According to Article 26 of the Universal Declaration of Human Rights, everyone has the right to a free basic education. If all human beings have this right, it seems that many people, in poor parts of the world and wealthier ones too, are not getting what they deserve. When the Declaration was proclaimed by the General Assembly of the United Nations in 1948, it was reasonable to believe that the goal of a free basic education for all could be reached before long. This has not happened, however. In fact, it seems that the worldwide level of education has recently been declining. In poor countries, many millions of children do not even go to primary school. In wealthier countries, the dropout rate among high school students has been increasing and university education is becoming less and less affordable. Moreover, there is evidence that everywhere, the quality of education is now declining.
The causes of these anti-educational trends are complex. It is clear, however, that one factor is the ever-increasing commercialization of society. Many areas of life—including education—which until recently were thought of as being social responsibilities have come to regulated according to business principles even if they are still publicly owned.

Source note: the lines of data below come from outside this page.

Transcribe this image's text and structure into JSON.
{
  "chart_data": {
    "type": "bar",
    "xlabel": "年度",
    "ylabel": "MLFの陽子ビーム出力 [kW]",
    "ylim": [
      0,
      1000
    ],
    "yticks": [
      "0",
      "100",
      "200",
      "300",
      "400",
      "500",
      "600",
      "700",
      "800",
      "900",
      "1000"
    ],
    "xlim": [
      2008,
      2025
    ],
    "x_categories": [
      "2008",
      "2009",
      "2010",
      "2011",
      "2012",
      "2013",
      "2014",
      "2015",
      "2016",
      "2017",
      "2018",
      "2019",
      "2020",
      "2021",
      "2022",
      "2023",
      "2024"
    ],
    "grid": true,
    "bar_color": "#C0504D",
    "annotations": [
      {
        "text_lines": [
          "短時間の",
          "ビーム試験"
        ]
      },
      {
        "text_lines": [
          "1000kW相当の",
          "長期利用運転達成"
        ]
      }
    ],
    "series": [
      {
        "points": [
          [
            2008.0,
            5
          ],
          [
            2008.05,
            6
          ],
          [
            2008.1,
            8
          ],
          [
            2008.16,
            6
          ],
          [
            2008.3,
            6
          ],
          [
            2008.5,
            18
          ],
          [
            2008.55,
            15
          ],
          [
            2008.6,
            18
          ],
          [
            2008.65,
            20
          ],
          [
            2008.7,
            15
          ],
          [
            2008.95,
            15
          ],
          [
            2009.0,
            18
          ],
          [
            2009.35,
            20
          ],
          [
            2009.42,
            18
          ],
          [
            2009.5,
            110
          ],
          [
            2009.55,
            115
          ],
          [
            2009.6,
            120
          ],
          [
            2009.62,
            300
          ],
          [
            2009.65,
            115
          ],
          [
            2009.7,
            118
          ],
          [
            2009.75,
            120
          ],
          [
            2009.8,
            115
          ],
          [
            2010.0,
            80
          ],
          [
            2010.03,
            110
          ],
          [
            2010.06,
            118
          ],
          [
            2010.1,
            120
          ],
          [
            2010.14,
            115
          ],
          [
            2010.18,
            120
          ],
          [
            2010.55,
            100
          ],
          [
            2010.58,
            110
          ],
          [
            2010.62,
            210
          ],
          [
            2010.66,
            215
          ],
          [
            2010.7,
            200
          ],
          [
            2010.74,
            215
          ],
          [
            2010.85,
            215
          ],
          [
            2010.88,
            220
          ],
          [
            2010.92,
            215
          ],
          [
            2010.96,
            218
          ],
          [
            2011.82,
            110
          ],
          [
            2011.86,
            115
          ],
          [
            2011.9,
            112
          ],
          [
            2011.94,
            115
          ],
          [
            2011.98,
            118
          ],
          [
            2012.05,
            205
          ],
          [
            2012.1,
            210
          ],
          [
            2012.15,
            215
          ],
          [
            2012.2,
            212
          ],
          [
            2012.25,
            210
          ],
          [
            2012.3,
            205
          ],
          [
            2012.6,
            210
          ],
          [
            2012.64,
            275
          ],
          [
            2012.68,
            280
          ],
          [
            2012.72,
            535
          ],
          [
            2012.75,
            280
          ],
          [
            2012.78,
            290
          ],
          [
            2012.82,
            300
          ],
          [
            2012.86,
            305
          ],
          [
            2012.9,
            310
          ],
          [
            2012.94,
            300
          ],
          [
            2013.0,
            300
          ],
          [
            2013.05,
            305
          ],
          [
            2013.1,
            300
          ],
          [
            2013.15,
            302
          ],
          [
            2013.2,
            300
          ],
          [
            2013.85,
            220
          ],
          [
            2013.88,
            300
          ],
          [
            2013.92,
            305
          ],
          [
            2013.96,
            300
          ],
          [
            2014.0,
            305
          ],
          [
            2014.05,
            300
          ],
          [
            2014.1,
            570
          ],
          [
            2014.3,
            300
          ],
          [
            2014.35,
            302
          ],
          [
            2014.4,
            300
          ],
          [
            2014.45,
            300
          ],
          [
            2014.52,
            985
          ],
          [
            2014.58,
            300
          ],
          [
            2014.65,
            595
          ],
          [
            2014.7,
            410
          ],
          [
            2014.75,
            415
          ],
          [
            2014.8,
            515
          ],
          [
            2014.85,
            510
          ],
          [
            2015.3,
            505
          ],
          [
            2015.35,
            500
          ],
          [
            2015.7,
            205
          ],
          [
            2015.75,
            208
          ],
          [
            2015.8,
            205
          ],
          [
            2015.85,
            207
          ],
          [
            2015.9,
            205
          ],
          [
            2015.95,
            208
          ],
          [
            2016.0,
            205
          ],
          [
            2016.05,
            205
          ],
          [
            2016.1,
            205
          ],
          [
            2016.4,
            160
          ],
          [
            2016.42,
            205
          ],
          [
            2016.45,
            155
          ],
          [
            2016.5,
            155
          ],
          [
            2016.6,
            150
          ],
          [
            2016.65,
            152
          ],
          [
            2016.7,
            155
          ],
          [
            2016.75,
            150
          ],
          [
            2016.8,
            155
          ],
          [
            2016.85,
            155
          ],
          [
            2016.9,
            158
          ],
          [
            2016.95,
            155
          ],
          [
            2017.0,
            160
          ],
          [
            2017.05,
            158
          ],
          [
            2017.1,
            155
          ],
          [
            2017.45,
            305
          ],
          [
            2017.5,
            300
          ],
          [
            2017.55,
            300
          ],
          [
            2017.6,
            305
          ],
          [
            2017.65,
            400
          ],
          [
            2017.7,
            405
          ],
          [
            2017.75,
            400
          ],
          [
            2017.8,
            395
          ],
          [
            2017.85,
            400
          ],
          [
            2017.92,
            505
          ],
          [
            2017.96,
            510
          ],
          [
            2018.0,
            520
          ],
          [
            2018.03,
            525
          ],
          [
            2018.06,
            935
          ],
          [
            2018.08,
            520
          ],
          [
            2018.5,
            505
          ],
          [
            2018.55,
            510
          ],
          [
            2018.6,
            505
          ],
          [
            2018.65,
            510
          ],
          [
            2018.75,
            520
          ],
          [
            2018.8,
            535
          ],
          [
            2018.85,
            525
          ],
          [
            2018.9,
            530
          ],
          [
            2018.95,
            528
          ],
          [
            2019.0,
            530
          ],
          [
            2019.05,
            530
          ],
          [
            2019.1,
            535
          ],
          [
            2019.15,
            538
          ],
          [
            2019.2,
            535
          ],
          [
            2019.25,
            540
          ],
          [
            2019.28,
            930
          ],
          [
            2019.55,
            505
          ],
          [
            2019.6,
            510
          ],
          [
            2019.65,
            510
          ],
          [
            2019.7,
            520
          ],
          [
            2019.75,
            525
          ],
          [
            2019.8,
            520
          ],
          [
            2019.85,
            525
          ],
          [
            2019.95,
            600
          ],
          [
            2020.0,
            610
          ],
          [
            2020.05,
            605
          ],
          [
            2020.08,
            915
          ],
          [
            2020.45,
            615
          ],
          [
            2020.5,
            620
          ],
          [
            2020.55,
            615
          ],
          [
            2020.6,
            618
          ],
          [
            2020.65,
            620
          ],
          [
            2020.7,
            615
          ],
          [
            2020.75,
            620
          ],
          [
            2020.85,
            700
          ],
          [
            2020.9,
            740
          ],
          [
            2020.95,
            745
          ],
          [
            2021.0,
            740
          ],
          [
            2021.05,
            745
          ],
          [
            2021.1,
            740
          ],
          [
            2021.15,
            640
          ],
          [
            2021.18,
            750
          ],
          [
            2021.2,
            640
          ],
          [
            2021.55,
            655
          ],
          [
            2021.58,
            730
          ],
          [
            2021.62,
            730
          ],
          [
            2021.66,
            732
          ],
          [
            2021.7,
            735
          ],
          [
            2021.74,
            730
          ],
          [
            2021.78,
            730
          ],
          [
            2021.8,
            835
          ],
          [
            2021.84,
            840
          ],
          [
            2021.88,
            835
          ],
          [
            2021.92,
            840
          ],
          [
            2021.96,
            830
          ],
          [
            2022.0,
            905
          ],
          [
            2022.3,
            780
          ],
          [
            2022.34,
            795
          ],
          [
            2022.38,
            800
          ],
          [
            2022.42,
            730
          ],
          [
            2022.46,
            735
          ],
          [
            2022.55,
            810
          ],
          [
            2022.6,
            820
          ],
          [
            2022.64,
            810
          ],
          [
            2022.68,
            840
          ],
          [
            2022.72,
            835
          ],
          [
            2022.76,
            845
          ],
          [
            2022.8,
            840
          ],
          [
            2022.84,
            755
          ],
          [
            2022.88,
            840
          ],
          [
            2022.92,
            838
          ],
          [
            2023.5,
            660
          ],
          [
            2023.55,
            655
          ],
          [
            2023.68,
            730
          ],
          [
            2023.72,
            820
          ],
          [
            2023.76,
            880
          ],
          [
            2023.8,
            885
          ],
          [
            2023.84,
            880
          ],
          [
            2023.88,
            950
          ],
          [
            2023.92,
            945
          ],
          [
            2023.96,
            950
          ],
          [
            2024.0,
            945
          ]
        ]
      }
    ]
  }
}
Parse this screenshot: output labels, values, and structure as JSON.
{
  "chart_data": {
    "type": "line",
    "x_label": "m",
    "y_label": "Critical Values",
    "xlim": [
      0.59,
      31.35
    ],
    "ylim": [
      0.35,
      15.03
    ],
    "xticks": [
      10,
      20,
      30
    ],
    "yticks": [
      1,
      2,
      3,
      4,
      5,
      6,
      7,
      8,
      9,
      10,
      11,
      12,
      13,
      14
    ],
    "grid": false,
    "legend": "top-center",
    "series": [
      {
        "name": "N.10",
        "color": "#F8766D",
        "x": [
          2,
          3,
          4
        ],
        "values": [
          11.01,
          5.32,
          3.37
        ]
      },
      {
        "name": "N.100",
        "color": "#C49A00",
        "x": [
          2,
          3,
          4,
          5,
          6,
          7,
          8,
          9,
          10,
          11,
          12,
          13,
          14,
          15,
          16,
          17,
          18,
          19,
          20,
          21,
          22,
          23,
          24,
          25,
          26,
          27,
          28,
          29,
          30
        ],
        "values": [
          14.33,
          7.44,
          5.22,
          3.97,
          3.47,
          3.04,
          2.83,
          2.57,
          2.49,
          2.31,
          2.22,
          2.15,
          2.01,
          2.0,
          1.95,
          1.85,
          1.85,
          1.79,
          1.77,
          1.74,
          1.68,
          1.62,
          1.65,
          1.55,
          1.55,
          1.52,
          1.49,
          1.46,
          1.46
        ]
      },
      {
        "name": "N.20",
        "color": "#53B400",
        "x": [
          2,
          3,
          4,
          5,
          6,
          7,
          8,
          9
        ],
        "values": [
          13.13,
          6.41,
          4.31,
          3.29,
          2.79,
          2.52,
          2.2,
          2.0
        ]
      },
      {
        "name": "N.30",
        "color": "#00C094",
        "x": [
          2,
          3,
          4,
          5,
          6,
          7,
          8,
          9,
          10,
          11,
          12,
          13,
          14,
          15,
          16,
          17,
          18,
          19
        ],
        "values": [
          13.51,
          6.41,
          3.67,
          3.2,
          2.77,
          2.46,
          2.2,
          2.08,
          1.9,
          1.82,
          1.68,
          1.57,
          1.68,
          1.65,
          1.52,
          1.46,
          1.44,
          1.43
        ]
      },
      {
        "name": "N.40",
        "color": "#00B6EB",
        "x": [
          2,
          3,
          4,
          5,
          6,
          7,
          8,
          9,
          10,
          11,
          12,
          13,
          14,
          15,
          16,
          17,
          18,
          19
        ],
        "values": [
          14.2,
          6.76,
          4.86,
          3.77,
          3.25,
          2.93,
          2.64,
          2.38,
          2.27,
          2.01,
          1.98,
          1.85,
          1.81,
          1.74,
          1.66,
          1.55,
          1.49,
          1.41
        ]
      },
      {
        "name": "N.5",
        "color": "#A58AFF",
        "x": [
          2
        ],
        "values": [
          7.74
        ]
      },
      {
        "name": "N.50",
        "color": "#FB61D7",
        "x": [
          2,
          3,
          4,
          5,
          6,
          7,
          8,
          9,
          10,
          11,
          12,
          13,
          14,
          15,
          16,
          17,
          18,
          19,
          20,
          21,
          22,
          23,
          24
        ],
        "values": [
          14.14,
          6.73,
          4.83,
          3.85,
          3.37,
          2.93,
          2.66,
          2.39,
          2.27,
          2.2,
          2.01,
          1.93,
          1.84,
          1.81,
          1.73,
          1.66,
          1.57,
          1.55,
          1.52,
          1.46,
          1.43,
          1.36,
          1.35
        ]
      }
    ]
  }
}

Commercialization is anti-educational in two major ways. In the first place, it is responsible for the ever-rising expense of education. If all educational institutions must operate as efficiently as possible out of concern for their balance sheets, many people will be excluded from the system. In the second place, the quality of education suffers as the result of commercialization: many who do enter the system will still not be well educated when they leave. Quality naturally declines in a commercialized educational system because its central concern is to create a “product” that is as attractive as possible to potential “customers,” and so, when the system is commercialized, its content quickly becomes commercial too. Curricula and instructional materials come to be geared to entertaining and reassurring rather than to instruction and skill development.
One website cannot, of course, defeat the powerful forces that drive the “ESL industry,” but it can make a small gesture of resistance, and perhaps at the same time it can offer a useful service to some teachers and students.